YOUR SOLIN GENERATED RECIPE
Crispy Oven-Baked Buttermilk Chicken
Savor the crunch of tender, marinated chicken breast enveloped in a light, crispy coating of panko and Parmesan. This oven-baked dish offers a satisfying blend of tangy buttermilk and aromatic spices, achieving a delightful harmony of texture and flavor that’s perfect for any meal of the day.
INGREDIENTS
5 oz Chicken Breast
1/2 cup Low-Fat Buttermilk
1/4 cup Panko Breadcrumbs
1 tbsp Grated Parmesan Cheese
1 tsp Olive Oil
1/2 tsp Smoked Paprika
1/2 tsp Garlic Powder
Salt and Black Pepper to taste
PREPARATION
Preheat your oven to 400°F and line a baking sheet with parchment paper.
In a shallow dish, combine the low-fat buttermilk with smoked paprika, garlic powder, salt, and black pepper.
Place the chicken breast in the buttermilk mixture, ensuring it is fully coated. Let it marinate for at least 30 minutes in the refrigerator.
In another shallow dish, mix together the panko breadcrumbs and grated Parmesan cheese.

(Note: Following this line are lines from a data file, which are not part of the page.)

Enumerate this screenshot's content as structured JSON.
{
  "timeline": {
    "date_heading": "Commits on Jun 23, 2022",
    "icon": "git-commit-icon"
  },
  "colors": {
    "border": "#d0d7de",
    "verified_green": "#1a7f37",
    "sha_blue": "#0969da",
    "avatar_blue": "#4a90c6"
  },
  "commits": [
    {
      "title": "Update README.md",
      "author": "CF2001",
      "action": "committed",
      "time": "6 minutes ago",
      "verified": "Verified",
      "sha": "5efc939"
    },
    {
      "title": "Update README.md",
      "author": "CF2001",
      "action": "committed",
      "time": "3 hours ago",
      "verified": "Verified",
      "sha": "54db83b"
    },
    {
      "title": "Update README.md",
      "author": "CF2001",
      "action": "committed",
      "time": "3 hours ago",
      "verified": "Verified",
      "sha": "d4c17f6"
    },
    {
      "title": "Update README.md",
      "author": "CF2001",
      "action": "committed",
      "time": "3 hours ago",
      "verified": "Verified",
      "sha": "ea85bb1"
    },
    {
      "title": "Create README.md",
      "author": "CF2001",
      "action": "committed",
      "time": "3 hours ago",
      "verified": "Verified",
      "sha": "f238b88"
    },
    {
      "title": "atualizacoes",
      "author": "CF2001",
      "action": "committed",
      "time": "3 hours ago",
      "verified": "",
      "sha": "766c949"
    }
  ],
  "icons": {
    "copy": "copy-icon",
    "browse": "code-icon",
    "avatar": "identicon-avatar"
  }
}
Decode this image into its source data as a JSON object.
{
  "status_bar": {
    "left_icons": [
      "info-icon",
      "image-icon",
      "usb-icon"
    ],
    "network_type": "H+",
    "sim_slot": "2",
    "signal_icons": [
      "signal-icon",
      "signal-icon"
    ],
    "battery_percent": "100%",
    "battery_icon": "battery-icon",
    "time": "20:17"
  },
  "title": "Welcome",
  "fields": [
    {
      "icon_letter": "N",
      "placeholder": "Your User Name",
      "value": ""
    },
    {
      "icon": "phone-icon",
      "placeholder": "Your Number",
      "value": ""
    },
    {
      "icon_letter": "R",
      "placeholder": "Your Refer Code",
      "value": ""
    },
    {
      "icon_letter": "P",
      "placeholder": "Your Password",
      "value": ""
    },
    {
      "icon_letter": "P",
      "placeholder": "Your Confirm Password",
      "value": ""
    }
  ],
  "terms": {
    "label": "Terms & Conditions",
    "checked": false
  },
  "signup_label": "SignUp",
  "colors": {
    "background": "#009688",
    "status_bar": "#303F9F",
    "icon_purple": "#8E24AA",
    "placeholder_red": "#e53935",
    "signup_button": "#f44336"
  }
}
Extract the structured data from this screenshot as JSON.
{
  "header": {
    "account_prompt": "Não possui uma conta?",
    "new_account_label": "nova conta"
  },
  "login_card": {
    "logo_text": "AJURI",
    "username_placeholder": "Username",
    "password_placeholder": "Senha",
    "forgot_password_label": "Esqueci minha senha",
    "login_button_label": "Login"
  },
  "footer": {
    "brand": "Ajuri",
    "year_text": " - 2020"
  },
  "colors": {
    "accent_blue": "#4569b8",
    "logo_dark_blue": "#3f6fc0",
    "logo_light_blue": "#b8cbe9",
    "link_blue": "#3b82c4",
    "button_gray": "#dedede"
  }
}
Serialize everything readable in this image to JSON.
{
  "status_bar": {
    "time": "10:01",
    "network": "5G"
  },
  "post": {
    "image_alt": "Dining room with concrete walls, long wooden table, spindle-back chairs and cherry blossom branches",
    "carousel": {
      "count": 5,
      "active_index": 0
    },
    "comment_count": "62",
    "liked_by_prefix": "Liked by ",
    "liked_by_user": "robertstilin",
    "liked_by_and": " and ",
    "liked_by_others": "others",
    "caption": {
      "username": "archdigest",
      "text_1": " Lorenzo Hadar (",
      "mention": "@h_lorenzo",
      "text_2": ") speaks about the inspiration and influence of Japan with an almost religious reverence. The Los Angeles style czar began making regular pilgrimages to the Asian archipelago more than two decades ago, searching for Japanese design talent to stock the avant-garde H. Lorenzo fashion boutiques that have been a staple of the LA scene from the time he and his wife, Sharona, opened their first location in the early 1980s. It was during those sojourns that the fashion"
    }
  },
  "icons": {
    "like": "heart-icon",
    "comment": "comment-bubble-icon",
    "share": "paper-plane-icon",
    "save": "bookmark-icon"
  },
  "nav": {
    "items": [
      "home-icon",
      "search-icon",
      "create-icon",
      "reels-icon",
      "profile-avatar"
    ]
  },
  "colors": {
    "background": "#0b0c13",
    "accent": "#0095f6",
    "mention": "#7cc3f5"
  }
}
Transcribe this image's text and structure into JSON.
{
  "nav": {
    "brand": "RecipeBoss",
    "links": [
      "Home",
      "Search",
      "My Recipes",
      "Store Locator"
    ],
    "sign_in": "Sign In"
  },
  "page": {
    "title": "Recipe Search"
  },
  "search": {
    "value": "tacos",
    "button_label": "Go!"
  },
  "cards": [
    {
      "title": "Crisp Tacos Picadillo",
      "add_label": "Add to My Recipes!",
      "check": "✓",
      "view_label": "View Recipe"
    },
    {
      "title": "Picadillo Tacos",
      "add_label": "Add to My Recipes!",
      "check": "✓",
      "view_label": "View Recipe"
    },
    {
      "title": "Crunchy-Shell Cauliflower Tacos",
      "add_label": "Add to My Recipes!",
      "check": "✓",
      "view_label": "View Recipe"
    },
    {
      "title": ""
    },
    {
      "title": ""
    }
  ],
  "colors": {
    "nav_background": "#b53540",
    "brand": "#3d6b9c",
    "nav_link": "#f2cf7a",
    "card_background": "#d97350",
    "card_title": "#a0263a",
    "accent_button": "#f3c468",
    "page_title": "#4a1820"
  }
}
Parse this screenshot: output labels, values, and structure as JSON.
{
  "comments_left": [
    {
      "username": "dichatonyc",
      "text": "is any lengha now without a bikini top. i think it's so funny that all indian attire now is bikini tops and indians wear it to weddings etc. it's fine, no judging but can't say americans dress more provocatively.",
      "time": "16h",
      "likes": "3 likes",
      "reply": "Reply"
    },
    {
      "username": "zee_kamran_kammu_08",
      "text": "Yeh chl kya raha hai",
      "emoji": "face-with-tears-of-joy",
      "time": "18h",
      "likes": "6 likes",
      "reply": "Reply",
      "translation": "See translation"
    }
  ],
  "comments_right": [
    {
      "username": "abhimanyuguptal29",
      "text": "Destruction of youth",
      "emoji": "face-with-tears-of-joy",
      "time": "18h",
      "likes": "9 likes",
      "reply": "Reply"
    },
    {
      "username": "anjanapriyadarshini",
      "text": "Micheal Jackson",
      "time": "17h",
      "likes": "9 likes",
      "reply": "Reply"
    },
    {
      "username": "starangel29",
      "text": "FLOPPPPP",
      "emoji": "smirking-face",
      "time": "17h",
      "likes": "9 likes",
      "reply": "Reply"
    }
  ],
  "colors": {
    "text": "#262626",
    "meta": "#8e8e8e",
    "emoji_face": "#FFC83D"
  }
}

Remove the chicken from the marinade, allowing any excess liquid to drip off. Dredge the chicken in the breadcrumb mixture, pressing lightly so the coating adheres.
Place the coated chicken on the prepared baking sheet and lightly drizzle or spray with olive oil.
Bake in the preheated oven for 20-25 minutes or until the chicken is cooked through and the coating is crispy. Check that the internal temperature reaches 165°F.
Let the chicken rest for a few minutes before serving.